The flooding of Facebook newsfeeds with this video was quickly followed by a similar flooding from those questioning or opposing Invisible Children’s mission (two articles that popped up three times apiece just this morning on my feed include this one entitled Visible Children and another from The Daily What). Have you read up on the criticism of this movement? Where does your heart lie on this issue?
I feel pulled in multiple directions–the mother in me wants to swoop up every child who has been put in harm’s way by Joseph Kony or any other violent rebel leader; the feminist in me wants to talk at length about what it means to send military forces into another country with no plan for what comes next; the pacifist in me wants peace in this world, and doesn’t understand how more guns & troops can mean anything but more violence; the middle class American in me kind of wants to just bury my head in the sand and keep Pinning & blogging & drinking wine & pretending that this kind of injustice does not exist in the world I call home.
But none of those parts of me have a solution to this problem. And I’m not sure that the Invisible Children organization has the solution, either. But I do think that the incredible explosion of attention on this issue is a good thing. We should care as much about what is happening to children in this world as we do about whether that white powder on Lilo’s clothing is baby powder from her shoes or remnants of cocaine. We should care as much about the actions of dangerous and powerful leaders as we do about whether Snooki is having a boy or a girl.
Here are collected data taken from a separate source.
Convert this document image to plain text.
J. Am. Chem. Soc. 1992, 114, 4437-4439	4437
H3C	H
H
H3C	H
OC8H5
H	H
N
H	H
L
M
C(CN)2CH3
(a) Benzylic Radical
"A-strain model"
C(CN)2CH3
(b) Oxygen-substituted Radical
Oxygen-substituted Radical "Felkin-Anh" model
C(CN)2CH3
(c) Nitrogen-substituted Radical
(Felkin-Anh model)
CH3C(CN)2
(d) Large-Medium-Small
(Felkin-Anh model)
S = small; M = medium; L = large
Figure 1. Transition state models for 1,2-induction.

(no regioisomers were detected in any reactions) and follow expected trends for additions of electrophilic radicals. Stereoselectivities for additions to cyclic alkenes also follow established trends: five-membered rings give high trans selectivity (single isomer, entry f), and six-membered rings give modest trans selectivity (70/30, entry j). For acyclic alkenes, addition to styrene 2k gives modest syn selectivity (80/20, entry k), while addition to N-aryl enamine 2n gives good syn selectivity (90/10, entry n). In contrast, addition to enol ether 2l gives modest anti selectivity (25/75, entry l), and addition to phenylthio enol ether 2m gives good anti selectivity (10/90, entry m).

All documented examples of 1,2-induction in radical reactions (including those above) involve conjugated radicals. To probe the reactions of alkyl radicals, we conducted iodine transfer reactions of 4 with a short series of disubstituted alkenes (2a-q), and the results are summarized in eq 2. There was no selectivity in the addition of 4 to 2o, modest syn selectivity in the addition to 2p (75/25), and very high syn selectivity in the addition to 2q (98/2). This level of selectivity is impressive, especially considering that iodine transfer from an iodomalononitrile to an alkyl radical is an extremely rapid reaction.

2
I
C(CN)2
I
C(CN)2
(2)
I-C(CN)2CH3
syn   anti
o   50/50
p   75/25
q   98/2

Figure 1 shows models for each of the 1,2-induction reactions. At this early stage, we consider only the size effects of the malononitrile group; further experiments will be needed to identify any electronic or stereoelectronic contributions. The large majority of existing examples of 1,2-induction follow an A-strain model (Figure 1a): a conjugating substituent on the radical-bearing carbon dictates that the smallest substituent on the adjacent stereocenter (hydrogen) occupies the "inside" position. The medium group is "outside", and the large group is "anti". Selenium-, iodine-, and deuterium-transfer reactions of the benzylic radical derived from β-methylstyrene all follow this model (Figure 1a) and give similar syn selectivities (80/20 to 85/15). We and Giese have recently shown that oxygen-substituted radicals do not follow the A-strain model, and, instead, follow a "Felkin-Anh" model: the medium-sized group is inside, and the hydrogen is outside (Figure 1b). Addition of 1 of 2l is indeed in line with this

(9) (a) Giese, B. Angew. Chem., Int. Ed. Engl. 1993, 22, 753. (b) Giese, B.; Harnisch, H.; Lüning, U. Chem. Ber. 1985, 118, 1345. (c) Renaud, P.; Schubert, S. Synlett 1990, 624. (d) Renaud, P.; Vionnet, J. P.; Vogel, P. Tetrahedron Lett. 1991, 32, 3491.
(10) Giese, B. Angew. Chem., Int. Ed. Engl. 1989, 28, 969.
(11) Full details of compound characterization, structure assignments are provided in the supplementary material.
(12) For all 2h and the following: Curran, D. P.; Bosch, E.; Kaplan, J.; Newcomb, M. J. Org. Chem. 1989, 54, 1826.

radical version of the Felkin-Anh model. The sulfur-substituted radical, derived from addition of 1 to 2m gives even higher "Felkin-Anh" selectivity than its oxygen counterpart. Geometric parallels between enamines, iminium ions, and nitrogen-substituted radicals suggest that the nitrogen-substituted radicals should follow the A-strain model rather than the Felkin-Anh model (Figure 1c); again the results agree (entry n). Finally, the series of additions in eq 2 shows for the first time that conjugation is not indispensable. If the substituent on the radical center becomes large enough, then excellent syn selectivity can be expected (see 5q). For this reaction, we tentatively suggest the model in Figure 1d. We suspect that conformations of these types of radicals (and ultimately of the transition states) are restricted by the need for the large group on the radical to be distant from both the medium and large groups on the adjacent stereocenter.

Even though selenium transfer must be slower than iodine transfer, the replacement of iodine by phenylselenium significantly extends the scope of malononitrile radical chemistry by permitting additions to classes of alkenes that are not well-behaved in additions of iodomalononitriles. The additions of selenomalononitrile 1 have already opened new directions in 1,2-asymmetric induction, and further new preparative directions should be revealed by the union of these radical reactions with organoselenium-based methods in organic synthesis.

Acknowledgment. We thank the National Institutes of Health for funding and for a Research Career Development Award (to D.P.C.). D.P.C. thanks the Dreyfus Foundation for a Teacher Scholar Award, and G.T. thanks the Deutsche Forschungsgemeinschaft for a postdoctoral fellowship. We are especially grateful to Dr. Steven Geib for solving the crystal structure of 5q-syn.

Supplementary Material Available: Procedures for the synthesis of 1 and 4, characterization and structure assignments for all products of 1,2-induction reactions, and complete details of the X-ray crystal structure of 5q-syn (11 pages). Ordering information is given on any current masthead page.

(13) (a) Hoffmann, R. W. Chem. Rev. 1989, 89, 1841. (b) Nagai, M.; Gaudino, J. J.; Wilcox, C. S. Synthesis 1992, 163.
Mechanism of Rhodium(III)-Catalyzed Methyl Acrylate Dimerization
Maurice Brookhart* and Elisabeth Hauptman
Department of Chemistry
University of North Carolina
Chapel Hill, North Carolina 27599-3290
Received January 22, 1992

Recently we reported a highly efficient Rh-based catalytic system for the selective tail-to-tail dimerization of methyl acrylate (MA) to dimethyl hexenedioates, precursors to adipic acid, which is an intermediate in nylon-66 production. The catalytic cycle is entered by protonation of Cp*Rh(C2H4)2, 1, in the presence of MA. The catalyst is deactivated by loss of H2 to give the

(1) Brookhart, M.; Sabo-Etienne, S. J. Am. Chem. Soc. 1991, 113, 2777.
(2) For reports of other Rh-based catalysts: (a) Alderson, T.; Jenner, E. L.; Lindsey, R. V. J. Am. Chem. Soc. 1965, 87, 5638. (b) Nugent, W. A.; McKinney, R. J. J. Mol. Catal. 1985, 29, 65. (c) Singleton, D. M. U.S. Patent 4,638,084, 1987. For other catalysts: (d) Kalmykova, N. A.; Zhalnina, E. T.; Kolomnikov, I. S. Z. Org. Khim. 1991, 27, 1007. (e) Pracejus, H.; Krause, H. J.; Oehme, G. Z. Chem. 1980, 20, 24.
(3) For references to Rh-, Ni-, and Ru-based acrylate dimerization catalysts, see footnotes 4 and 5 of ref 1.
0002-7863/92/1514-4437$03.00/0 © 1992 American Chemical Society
In short, we should care. And this video has made a lot of people care. It has sparked discussion and made people angry and raised money and taken over the internet. And I think that’s pretty darn great. Also great? The criticism and debate that have also erupted thanks to the phenom this video has become. We should be questioning every part of a call to action that involves money, guns, policy change, and worldwide policing. To me, that’s the real goal of this video–to get us talking, thinking, brainstorming, feeling. Whether this is really the year that Joseph Kony gets the justice that he deserves is not entirely the point–having the world care whether Joseph Kony gets the justice he deserves is the point.